The Walkman hit retail stores in approximately 1980. It allowed you to take your favourite music tapes on the go with you. On the trains, jogging, outings – your music could go with you everywhere. Then came the Discman (I think) so that you could do exactly the same thing with CDs. Except, if you moved suddenly, the disc would jump – but it was all good.
The CD marked a transition from analogue technology to digital sound. The very first CD ever made was in mid-1982. This new technology went on to revolutionise the music entertainment industry.
We did not have mobile phones. We did not have answering machines either. For those that may be too young to understand that term ‘answering machine’, it is the equivalent to voicemail except it was attached to your land-line (the phone at home attached by a cord to a telephone outlet in the wall) so you could access audio messages once you returned home. Prior to that, the population lived in ignorant bliss that anyone had in fact tried to contact them. The answering machine slowly and quite subtly started to change our lifestyle.
By Norbert Schnitzler – Own work, CC BY-SA 3.0
Answering machines became popular around about the mid-1980s. It was quite exciting to be able to say to someone, “you can leave a message on my answer machine.” It showed that you were ‘modern’ and also that you could afford the new technology. It was quite a breakthrough. Then, the first thing that would happen every time you returned home from somewhere – anywhere – you would check if there were any messages. If there was a message, a little red light would be flashing. It would be so exciting! Of course, if there was no message, you might feel a little disappointed. You then started to realise that perhaps some people might be lying to you when they said that they called, especially when they said there had been no answer.
“At 10.42am on February 23, 1987, the then Minister for Communications, Michael Duffy, made the first official call using an analogue mobile phone.” http://www.amta.org.au/articles/amta/Mobile.telecommunications.come.of.age.in.Australia
I bought my first mobile phone in 1990. It was a Nokia.
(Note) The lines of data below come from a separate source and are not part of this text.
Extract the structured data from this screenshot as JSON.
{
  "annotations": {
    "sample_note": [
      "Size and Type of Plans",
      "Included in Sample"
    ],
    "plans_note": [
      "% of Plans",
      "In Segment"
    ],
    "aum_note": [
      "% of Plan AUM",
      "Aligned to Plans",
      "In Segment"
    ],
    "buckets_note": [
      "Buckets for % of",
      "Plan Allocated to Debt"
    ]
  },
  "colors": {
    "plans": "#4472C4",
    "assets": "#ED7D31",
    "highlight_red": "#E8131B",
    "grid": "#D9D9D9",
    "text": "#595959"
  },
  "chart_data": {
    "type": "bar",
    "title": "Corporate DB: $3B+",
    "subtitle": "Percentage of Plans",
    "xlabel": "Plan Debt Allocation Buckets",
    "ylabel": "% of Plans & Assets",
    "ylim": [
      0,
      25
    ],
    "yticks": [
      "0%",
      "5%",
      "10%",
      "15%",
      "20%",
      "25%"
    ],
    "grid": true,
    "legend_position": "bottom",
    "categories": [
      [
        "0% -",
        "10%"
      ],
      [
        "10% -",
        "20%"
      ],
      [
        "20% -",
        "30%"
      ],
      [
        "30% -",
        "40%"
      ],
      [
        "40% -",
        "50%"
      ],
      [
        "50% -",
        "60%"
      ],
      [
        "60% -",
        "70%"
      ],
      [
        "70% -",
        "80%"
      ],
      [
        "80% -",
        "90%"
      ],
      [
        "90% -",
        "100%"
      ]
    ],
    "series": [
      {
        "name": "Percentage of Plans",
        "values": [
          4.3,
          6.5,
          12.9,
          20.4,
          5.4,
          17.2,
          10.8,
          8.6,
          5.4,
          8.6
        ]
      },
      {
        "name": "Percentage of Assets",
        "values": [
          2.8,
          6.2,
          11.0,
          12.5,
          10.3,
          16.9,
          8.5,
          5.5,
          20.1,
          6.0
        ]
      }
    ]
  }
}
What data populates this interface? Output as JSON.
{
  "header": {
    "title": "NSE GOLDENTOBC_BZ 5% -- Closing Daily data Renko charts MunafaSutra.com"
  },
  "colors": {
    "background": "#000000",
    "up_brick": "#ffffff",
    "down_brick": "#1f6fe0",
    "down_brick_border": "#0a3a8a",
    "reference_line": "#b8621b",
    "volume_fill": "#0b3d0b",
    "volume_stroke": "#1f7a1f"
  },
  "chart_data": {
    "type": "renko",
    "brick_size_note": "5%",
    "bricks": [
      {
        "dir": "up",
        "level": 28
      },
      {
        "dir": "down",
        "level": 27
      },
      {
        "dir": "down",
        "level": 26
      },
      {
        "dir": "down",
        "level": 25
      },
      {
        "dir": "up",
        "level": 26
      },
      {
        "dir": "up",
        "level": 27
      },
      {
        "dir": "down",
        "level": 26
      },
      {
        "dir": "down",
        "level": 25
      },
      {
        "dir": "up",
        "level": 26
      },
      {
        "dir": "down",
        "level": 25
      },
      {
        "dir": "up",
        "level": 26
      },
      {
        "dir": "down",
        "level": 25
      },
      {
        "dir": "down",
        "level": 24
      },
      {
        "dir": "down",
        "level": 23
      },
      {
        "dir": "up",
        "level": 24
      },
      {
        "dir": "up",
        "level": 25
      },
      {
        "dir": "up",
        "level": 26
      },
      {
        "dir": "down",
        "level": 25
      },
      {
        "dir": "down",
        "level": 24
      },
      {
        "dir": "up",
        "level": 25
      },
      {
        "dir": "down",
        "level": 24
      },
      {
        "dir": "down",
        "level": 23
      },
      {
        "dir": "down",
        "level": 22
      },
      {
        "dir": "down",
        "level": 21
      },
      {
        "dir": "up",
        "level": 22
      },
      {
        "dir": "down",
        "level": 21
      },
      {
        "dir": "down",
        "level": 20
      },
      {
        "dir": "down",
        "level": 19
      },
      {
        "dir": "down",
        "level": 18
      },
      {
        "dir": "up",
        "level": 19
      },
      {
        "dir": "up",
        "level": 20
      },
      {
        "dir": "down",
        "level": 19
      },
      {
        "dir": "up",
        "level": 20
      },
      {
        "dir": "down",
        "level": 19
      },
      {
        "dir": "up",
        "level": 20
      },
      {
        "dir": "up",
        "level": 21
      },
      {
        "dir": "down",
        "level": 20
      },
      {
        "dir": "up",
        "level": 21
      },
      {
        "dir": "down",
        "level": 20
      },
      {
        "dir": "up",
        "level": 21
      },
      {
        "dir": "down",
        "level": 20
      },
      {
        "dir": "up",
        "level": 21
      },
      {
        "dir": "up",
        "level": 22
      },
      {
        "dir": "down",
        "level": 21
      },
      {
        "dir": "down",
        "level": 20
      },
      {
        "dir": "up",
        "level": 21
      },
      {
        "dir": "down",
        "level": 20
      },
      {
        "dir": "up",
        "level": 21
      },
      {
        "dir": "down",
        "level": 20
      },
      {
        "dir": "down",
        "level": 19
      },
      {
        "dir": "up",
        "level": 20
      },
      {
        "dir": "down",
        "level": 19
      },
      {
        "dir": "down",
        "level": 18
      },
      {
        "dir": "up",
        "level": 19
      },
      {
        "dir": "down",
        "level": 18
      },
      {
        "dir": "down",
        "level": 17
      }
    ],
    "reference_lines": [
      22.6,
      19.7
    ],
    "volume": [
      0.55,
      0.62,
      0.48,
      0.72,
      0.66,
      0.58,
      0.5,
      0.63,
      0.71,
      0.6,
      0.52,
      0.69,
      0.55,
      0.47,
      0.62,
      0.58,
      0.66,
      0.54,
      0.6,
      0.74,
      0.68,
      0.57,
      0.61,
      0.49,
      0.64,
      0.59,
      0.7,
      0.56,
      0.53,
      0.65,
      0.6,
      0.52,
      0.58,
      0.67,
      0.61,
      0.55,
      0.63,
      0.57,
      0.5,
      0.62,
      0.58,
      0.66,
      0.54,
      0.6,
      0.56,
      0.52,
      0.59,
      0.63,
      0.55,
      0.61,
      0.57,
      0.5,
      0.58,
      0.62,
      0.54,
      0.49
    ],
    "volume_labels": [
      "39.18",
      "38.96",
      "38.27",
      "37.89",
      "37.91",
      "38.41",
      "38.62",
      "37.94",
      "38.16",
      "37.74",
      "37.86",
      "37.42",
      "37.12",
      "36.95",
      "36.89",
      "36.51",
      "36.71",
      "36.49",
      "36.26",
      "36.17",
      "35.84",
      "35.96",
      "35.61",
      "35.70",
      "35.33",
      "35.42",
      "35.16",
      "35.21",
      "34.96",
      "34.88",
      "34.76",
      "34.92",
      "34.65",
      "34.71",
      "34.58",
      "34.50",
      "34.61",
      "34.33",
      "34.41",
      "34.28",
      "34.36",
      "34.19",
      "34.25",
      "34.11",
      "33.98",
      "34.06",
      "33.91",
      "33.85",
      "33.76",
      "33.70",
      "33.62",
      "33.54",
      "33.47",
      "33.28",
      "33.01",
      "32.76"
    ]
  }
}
When I received my first bill, hooley dooley! I almost died! It was somewhere in the vicinity of $1,000. That is a lot of money! Especially back then (and still today). It was quite a buzz to be able to say, “You can also have my mobile number”. I was young – what can I say. I was recently married, and my husband was into technology. Mobile phones back then, could not be used whilst charging the battery. In actual fact, you needed 2 batteries so that while one was charging (generally overnight) you could still use the phone. My first husband was an ‘early adaptor’ for all the wrong reasons. Yes, he liked technology, but what he liked more than anything else was to have more things than what his brother had (who was 10 years his senior) and also better things then what his brother had. The competition between the two of them was so stupid and so immature. But I digress.
Colour television arrived in Australia in 1975, by the time the 1980s arrived, it became all about excess. Don’t forget that we also had the VHS recorders then. We could program our favourite shows to record while we were out socialising.
Television stations were starting to transmit for longer during the days, and in some cases, 24 hours a day. You could work all day, party hard at night and then crash in front of the television before passing out from exhaustion. You could watch the 1 or possibly the 2 shows you recorded on your VHS player. Although quite often you would miss the beginning or the ending of a show because you had to manually set the timer on the recorder.
I had some good times and so very bad times during the decade. To me, in hindsight, the 1980’s is an era responsible for so much. There is nothing wrong with the music though, contrary to what some people say. But the decade sprouted so much technology. We all embraced that technology and craved for more. “How did we ever live without it?” The extreme growth of this technology since that time seems to now, possibly, be damaging or even destroying our humanity, our humility, our self-worth – except the music, there is nothing wrong with the music) and our ability to communicate and socialise – in real life not hiding behind anonymity. The 1980s was definitely a turning point for society.